The regulars are an eclectic group of working-class locals, but they never treated me like an outsider. They were all too willing to bullshit with me about sports, politics or pop culture, and even gave me some good-natured ribbing for being the youngest person in the bar by a solid 20 years.

It only took a few drinks and a few innings of baseball for me to grow jealous of these people. They had created a second family here. Just to the right of the door hangs a collage of photographs pinned to a bulletin board. I wouldn’t be surprised if everyone in that bar could identify the subject of each photo.
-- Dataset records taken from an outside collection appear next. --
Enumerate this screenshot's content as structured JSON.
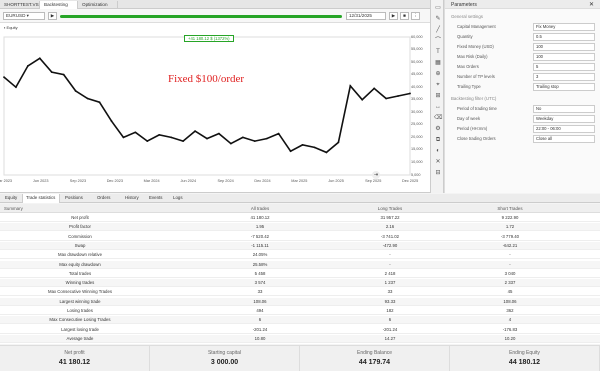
{
  "window_tabs": [
    "SHORTTEST.VS",
    "Backtesting",
    "Optimization"
  ],
  "toolbar": {
    "symbol": "EURUSD",
    "date": "12/31/2025"
  },
  "chart": {
    "badge": "+41 180.12 $ (1372%)",
    "legend": "Equity",
    "annotation": "Fixed $100/order",
    "y_ticks": [
      "60,000",
      "55,000",
      "50,000",
      "45,000",
      "40,000",
      "35,000",
      "30,000",
      "25,000",
      "20,000",
      "15,000",
      "10,000",
      "5,000"
    ],
    "x_ticks": [
      "Mar 2023",
      "Jun 2023",
      "Sep 2023",
      "Dec 2023",
      "Mar 2024",
      "Jun 2024",
      "Sep 2024",
      "Dec 2024",
      "Mar 2025",
      "Jun 2025",
      "Sep 2025",
      "Dec 2025"
    ],
    "accent": "#27a527",
    "line_color": "#111111"
  },
  "chart_data": {
    "type": "line",
    "title": "",
    "xlabel": "",
    "ylabel": "",
    "ylim": [
      5000,
      60000
    ],
    "x": [
      "2023-02",
      "2023-03",
      "2023-04",
      "2023-05",
      "2023-06",
      "2023-07",
      "2023-08",
      "2023-09",
      "2023-10",
      "2023-11",
      "2023-12",
      "2024-01",
      "2024-02",
      "2024-03",
      "2024-04",
      "2024-05",
      "2024-06",
      "2024-07",
      "2024-08",
      "2024-09",
      "2024-10",
      "2024-11",
      "2024-12",
      "2025-01",
      "2025-02",
      "2025-03",
      "2025-04",
      "2025-05",
      "2025-06",
      "2025-07",
      "2025-08",
      "2025-09",
      "2025-10",
      "2025-11",
      "2025-12"
    ],
    "series": [
      {
        "values": [
          44000,
          40000,
          48500,
          51500,
          46000,
          45000,
          38500,
          35500,
          34000,
          26500,
          20000,
          22000,
          18500,
          21000,
          20000,
          18500,
          22500,
          19500,
          21500,
          17500,
          20000,
          18500,
          19500,
          21500,
          14500,
          17000,
          16000,
          14000,
          18000,
          40500,
          35000,
          39500,
          35500,
          36500,
          37500
        ]
      }
    ]
  },
  "tools": [
    "▭",
    "✎",
    "╱",
    "⌒",
    "T",
    "▦",
    "⊕",
    "⌖",
    "⊞",
    "↔",
    "⌫",
    "⚙",
    "⧉",
    "◐",
    "✕",
    "⊟"
  ],
  "params": {
    "title": "Parameters",
    "section1": "General settings",
    "rows1": [
      {
        "label": "Capital Management",
        "value": "Fix Money"
      },
      {
        "label": "Quantity",
        "value": "0.5"
      },
      {
        "label": "Fixed Money (USD)",
        "value": "100"
      },
      {
        "label": "Max Risk (Daily)",
        "value": "100"
      },
      {
        "label": "Max Orders",
        "value": "5"
      },
      {
        "label": "Number of TP levels",
        "value": "3"
      },
      {
        "label": "Trailing Type",
        "value": "Trailing stop"
      }
    ],
    "section2": "Backtesting filter (UTC)",
    "rows2": [
      {
        "label": "Period of trading time",
        "value": "No"
      },
      {
        "label": "Day of week",
        "value": "Weekday"
      },
      {
        "label": "Period (HH:mm)",
        "value": "22:00 - 06:00"
      },
      {
        "label": "Close trading Orders",
        "value": "Close all"
      }
    ]
  },
  "bottom_tabs": [
    "Equity",
    "Trade statistics",
    "Positions",
    "Orders",
    "History",
    "Events",
    "Logs"
  ],
  "table": {
    "corner": "Summary",
    "headers": [
      "All trades",
      "Long Trades",
      "Short Trades"
    ],
    "rows": [
      {
        "label": "Net profit",
        "all": "41 180.12",
        "long": "31 957.22",
        "short": "9 222.90"
      },
      {
        "label": "Profit factor",
        "all": "1.95",
        "long": "2.16",
        "short": "1.72"
      },
      {
        "label": "Commission",
        "all": "-7 520.42",
        "long": "-3 741.02",
        "short": "-3 779.40"
      },
      {
        "label": "Swap",
        "all": "-1 115.11",
        "long": "-472.90",
        "short": "-642.21"
      },
      {
        "label": "Max drawdown relative",
        "all": "24.05%",
        "long": "-",
        "short": "-"
      },
      {
        "label": "Max equity drawdown",
        "all": "25.58%",
        "long": "-",
        "short": "-"
      },
      {
        "label": "Total trades",
        "all": "5 458",
        "long": "2 418",
        "short": "3 040"
      },
      {
        "label": "Winning trades",
        "all": "3 574",
        "long": "1 237",
        "short": "2 337"
      },
      {
        "label": "Max Consecutive Winning Trades",
        "all": "33",
        "long": "33",
        "short": "45"
      },
      {
        "label": "Largest winning trade",
        "all": "108.06",
        "long": "93.33",
        "short": "108.06"
      },
      {
        "label": "Losing trades",
        "all": "494",
        "long": "182",
        "short": "362"
      },
      {
        "label": "Max Consecutive Losing Trades",
        "all": "6",
        "long": "6",
        "short": "4"
      },
      {
        "label": "Largest losing trade",
        "all": "-201.24",
        "long": "-201.24",
        "short": "-176.83"
      },
      {
        "label": "Average trade",
        "all": "10.80",
        "long": "14.27",
        "short": "10.20"
      }
    ]
  },
  "cards": [
    {
      "label": "Net profit",
      "value": "41 180.12"
    },
    {
      "label": "Starting capital",
      "value": "3 000.00"
    },
    {
      "label": "Ending Balance",
      "value": "44 179.74"
    },
    {
      "label": "Ending Equity",
      "value": "44 180.12"
    }
  ]
}
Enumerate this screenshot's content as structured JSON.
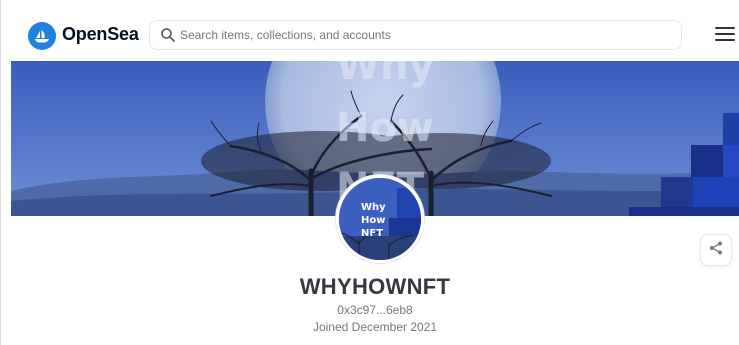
{
  "header": {
    "brand": "OpenSea",
    "search_placeholder": "Search items, collections, and accounts"
  },
  "banner": {
    "overlay_text": [
      "Why",
      "How",
      "NFT"
    ]
  },
  "avatar": {
    "lines": [
      "Why",
      "How",
      "NFT"
    ]
  },
  "profile": {
    "name": "WHYHOWNFT",
    "wallet": "0x3c97...6eb8",
    "joined": "Joined December 2021"
  },
  "icons": {
    "logo": "opensea-logo-icon",
    "search": "search-icon",
    "menu": "hamburger-menu-icon",
    "share": "share-icon"
  },
  "colors": {
    "brand_blue": "#2081e2",
    "banner_sky": "#4a6bc4",
    "text_dark": "#353840",
    "text_muted": "#707a83"
  }
}
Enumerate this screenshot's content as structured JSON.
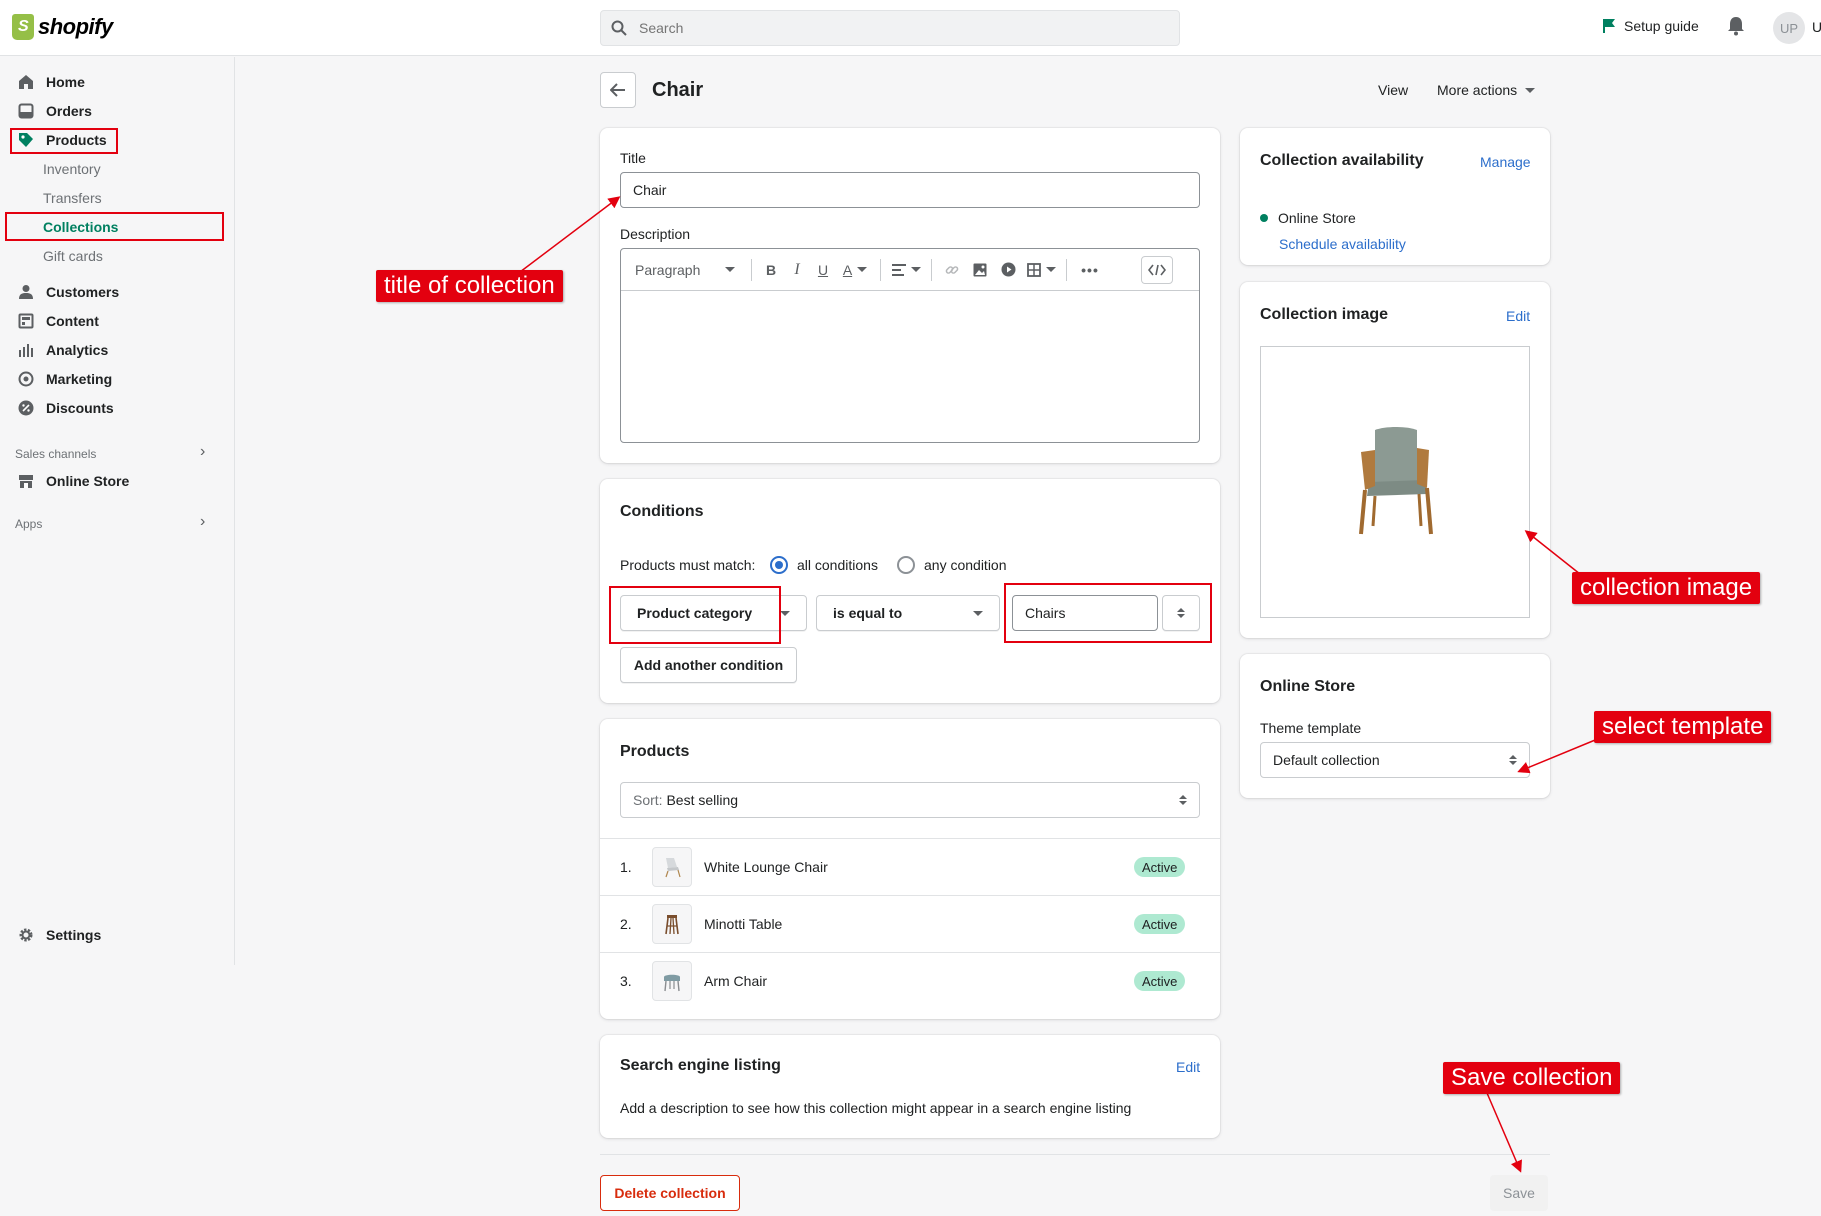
{
  "brand": {
    "name": "shopify",
    "primary_color": "#008060",
    "highlight_color": "#e3000f"
  },
  "topbar": {
    "search_placeholder": "Search",
    "setup_guide": "Setup guide",
    "avatar_initials": "UP",
    "user_initial": "U"
  },
  "sidebar": {
    "items": [
      {
        "label": "Home",
        "icon": "home-icon"
      },
      {
        "label": "Orders",
        "icon": "inbox-icon"
      },
      {
        "label": "Products",
        "icon": "tag-icon"
      },
      {
        "label": "Customers",
        "icon": "person-icon"
      },
      {
        "label": "Content",
        "icon": "content-icon"
      },
      {
        "label": "Analytics",
        "icon": "bar-chart-icon"
      },
      {
        "label": "Marketing",
        "icon": "target-icon"
      },
      {
        "label": "Discounts",
        "icon": "discount-icon"
      }
    ],
    "products_sub": [
      "Inventory",
      "Transfers",
      "Collections",
      "Gift cards"
    ],
    "sales_channels_label": "Sales channels",
    "online_store": "Online Store",
    "apps_label": "Apps",
    "settings": "Settings"
  },
  "page": {
    "title": "Chair",
    "view": "View",
    "more_actions": "More actions"
  },
  "title_card": {
    "title_label": "Title",
    "title_value": "Chair",
    "description_label": "Description",
    "format": "Paragraph"
  },
  "conditions": {
    "heading": "Conditions",
    "match_label": "Products must match:",
    "option_all": "all conditions",
    "option_any": "any condition",
    "selected": "all conditions",
    "field": "Product category",
    "operator": "is equal to",
    "value": "Chairs",
    "add_button": "Add another condition"
  },
  "products": {
    "heading": "Products",
    "sort_label": "Sort:",
    "sort_value": "Best selling",
    "rows": [
      {
        "num": "1.",
        "name": "White Lounge Chair",
        "status": "Active"
      },
      {
        "num": "2.",
        "name": "Minotti Table",
        "status": "Active"
      },
      {
        "num": "3.",
        "name": "Arm Chair",
        "status": "Active"
      }
    ]
  },
  "seo": {
    "heading": "Search engine listing",
    "edit": "Edit",
    "text": "Add a description to see how this collection might appear in a search engine listing"
  },
  "availability": {
    "heading": "Collection availability",
    "manage": "Manage",
    "channel": "Online Store",
    "schedule": "Schedule availability"
  },
  "collection_image": {
    "heading": "Collection image",
    "edit": "Edit"
  },
  "online_store_card": {
    "heading": "Online Store",
    "template_label": "Theme template",
    "template_value": "Default collection"
  },
  "footer": {
    "delete": "Delete collection",
    "save": "Save"
  },
  "annotations": {
    "title": "title of collection",
    "image": "collection image",
    "template": "select template",
    "save": "Save collection"
  }
}
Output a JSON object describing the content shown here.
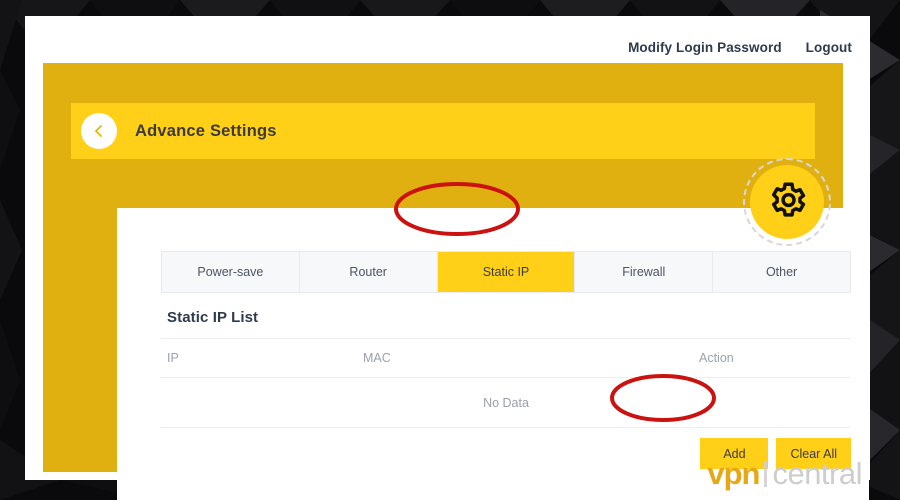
{
  "colors": {
    "panel_yellow": "#e0b011",
    "header_yellow": "#ffd017",
    "annotation_red": "#cc1111",
    "background_dark": "#0a0a0c",
    "text_dark": "#2e3b4e",
    "text_muted": "#9aa1ac"
  },
  "top_bar": {
    "modify_password_label": "Modify Login Password",
    "logout_label": "Logout"
  },
  "panel": {
    "title": "Advance Settings",
    "back_icon": "chevron-left-icon",
    "gear_icon": "gear-icon"
  },
  "tabs": [
    {
      "label": "Power-save",
      "active": false
    },
    {
      "label": "Router",
      "active": false
    },
    {
      "label": "Static IP",
      "active": true
    },
    {
      "label": "Firewall",
      "active": false
    },
    {
      "label": "Other",
      "active": false
    }
  ],
  "list": {
    "title": "Static IP List",
    "columns": [
      "IP",
      "MAC",
      "Action"
    ],
    "empty_text": "No Data",
    "rows": []
  },
  "actions": {
    "add_label": "Add",
    "clear_all_label": "Clear All"
  },
  "annotations": [
    {
      "target": "Static IP",
      "shape": "ellipse"
    },
    {
      "target": "Add",
      "shape": "ellipse"
    }
  ],
  "watermark": {
    "primary": "vpn",
    "secondary": "central"
  }
}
All the beers here are bottled. I counted about 13 of them lining the back bar. I stuck with cheap domestics like Budweiser at $3.75 a bottle. Rails are $4.50 but strong and tasty – the whiskey and coke I tried had more than enough booze to remind me what I was drinking. During the daily 3 to 8 p.m. happy hour, prices drop to $2 beers and $2.75 rail drinks, and I was informed that if you correctly answer “Final Jeopardy,” your drink is on the house.

Perhaps the greatest surprise of the evening was the $1 Jell-O shot. I asked Shirley if she makes them herself.

“No,” she said, “I send across the street for them.”

I ordered one and began to cut around the edge with my pinky finger. I admittedly hadn’t taken one in quite some time. One patron told me I was doing it wrong, that I needed to smack the shot on the bar and then shoot it back. Shirley argued that one only needed to suck it out. A couple guys ordered shots to show me how it was done.

There we were, a group of dudes in a dive bar, arguing about proper Jell-O shooting techniques. As it turns out, smacking it on the bar doesn’t seem to do much of anything, but the shot went down fine. One of the guys told me the shots have the maximum amount of liquor in them to still allow the Jell-O to solidify. I tend to believe him – it was the strongest drink I had all night.

I left The Li’l Pub feeling drunker, happier and maybe a bit wiser. It’s a perfect drinking experience if you go into it with an open mind. That being said, this is not the mindset of the average GW drinker. If you hit up McFadden’s Restauran & Saloon every weekend, you can sit this one out. You won’t make any friends here. And if you’re the kind of kid who throws all your drinks on daddy’s credit card, The Li’l Pub isn’t for you – it’s cash only.

But if you want a low-key night away from GW to have a few drinks, shoot some pool and maybe even make a few new friends, then check this place out. Chances are, they’ll make you feel right at home.